What did your family, friends, culture, or religion teach you about how to manage things that might feel unmanageable? When you think back to one of your first losses be it through death or a psychosocial loss (such as being forced to move) you got some message about what you were supposed to feel, think, say, or not say. Being young and impressionable you perhaps internalized that message. To not carry forward with that message meant to be disloyal. Disloyalty could come at a high price for a child: Will they still have me? Am I allowed to not believe this – even if it feels lousy? 


We think of grief as impacting individuals, which it does. However, death and losses occur within the context of groups; communities and/or families. Groups have power and influence. What are the messages being given? There is a tendency to repeat what we know, even if it’s not effective. We carry it with us and might not even recognize we can think differently. Since grief is such a personal and individualized experience how can the masses be right about our experience?
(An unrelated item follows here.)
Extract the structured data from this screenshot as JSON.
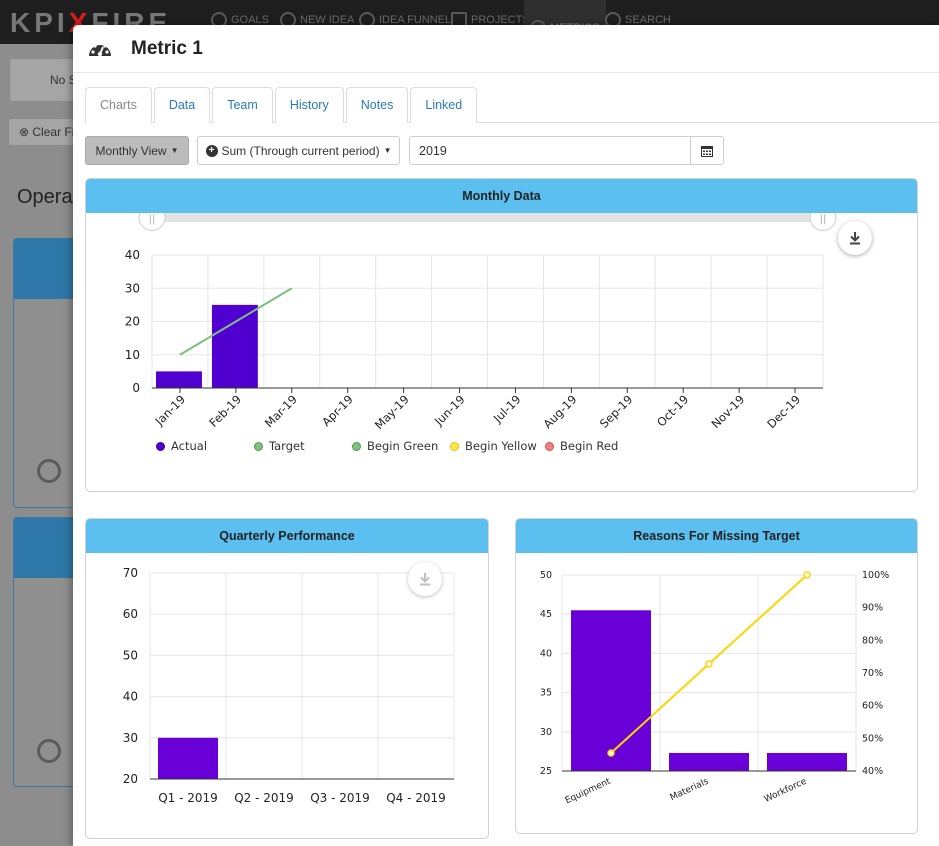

The media is also powerful and influential. Where do we get our cues on how to act, behave, think, and feel? Those things may be modeled in what we see, hear, or read. Because our culture tells us a “good life” is one filled with more pleasure than pain this becomes something to aspire too. Consequently, many portraits of the grief process end with things somehow working out and wrapping up in a nice package at the end. Short of this, the film or story might not get a good review and thought “too depressing”. The portrayal of grief in the media is that it happens over a brief period as if grief were like getting a cold; you’re down for a little bit but soon your back on your feet and you go on as if nothing happened. This is not realistic. The grief process just doesn’t work like that. If this becomes our expectation, we will soon be demoralized and feel like we are “doing grief wrong”. 


Closure is a word we hear often when describing the grief process. I’d prefer the word “reconstruction”. Closure means something has been completed (as if grief were a real estate transaction) and it’s time to move on. Reconstruction is an active process of something under development. Over time we will need to modify what we have constructed to meet the demands of the times.